Meer Bach, meer kerk en hemel!
Die bassen achterin? Disciplineloze wezens, zegt Paul van Vlijmen met een ongelooflijk valse lach op zijn gezicht. Dat zijn mannen, vervolgt hij, die het liefst onderuitgezakt in hun stoel hangen. En maar hummen! Van Vlijmen, tenor (én directeur van het Spoorwegmuseum) durft te wedden dat die bassen vroeger, toen het nog kleine jochies waren, ook achterin de klas zaten te etteren. Hans Heytze, bas (én vader van Utrechts grootste dichter Ingmar), lacht vrolijk mee. Je ziet Heytze denken: ach, het is Van Vlijmen maar. Van Vlijmen en Heytze zijn leden van het Utrechtse smartlappenkoor Grachtensmart. Het koor - 18 sopranen, 7 mezzosopranen, 23 alten, 7 tenoren en 15 bassen - bereidt zich deze avond voor op een jubileumconcert, komende zaterdag in de Jacobikerk. En de sfeer zit er goed in, in het buurthuis aan de Oudegracht. Het is pauze. De 49 vrouwen en 21 mannen drinken een kop koffie en een borreltje. Een vrouwenborreltje (zoete rommel dus), want Karin, Ingrid, Sonja en Corry zijn weer een jaartje ouder geworden. Terwijl dirigent en muzikaal leider Menno Wolthers 'Lang zullen ze leven' op de piano speelt, zetten drie koorleden de polonaise in. Sopraan Ineke Jager doet niet mee. Pauze is pauze. Het is bovendien de laatste oefenavond, dus voor haar niet al te veel gekkigheid. Trouwens, een serieuze voorbereiding kan geen kwaad. Want smartlappen zijn serieus, aldus Jager. Sommige dan. Zoals dat liedje over  het ongeneeslijk zieke meisje en de herfst. De dokter had tegen haar broertje gezegd: ,,Jongen, als de blaadjes van de bomen vallen, is je zus er niet meer.'' Zo aandoenlijk, zegt Jager, want wat doet die jongen in de herfst? Juist, hij wil de gevallen blaadjes weer aan de bomen plakken. Hij wil zijn zus niet kwijt. Dat is nou liefde. Toen Jager dat liedje voor het eerst moest zingen, had ze grote moeite om haar tranen te bedwingen. Zover zal het deze avond niet komen. Er wordt vooral veel gelachen. Neem het liedje Mijn Gebed, dat vlak na de pauze wordt gezongen.

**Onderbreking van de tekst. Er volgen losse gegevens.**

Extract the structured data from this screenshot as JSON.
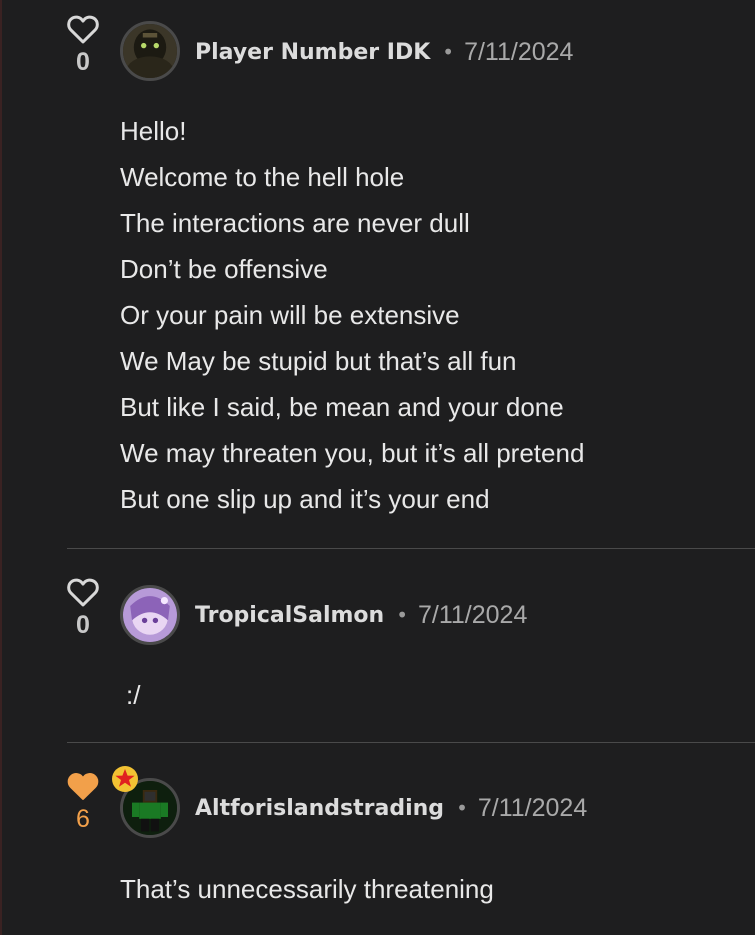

Ik had een rotdag, Heer, 't lukte niet best
'k Werd door collega's, Heer, ook nog gepest
't Komt door het orgel , Heer, door uw trompet
Ik kwam haast ongemerkt, tot een gebed.


Twee vrouwen, rechts achterin, zitten te kloten. Een van hen, quasi-serieuze blik, heft tijdens Mijn Gebed haar handen ten hemel, terwijl de buurvrouw haar een flinke por in de zij geeft. Beiden schieten in de lach. Zoiets werkt aanstekelijk voor de rest. De dirigent is echter nog niet zo tevreden. Hij wil meer Bach, meer kerk, meer hemel. Na drie keer zit de smartlap er goed in. Want zingen, dat kunnen ze! Moeder, ik kan je niet missen. Kijk me nog eenmaal aan. Vanavond gaan we naar de kermis in de stad. Liedjes met een lach en een traan. Ze komen zaterdag allemaal aan bod, tijdens het jubileumconcert. En omdat het feest is, krijgt Grachtensmart versterking van 180 mannen en vrouwen: vrienden en bekenden van koorleden die ook wel eens meewillen zingen. Oh ja, Ronnie Tober, de levende smartlappenlegende, komt ook.
Het wordt leuk zaterdag. Er zijn nog kaarten.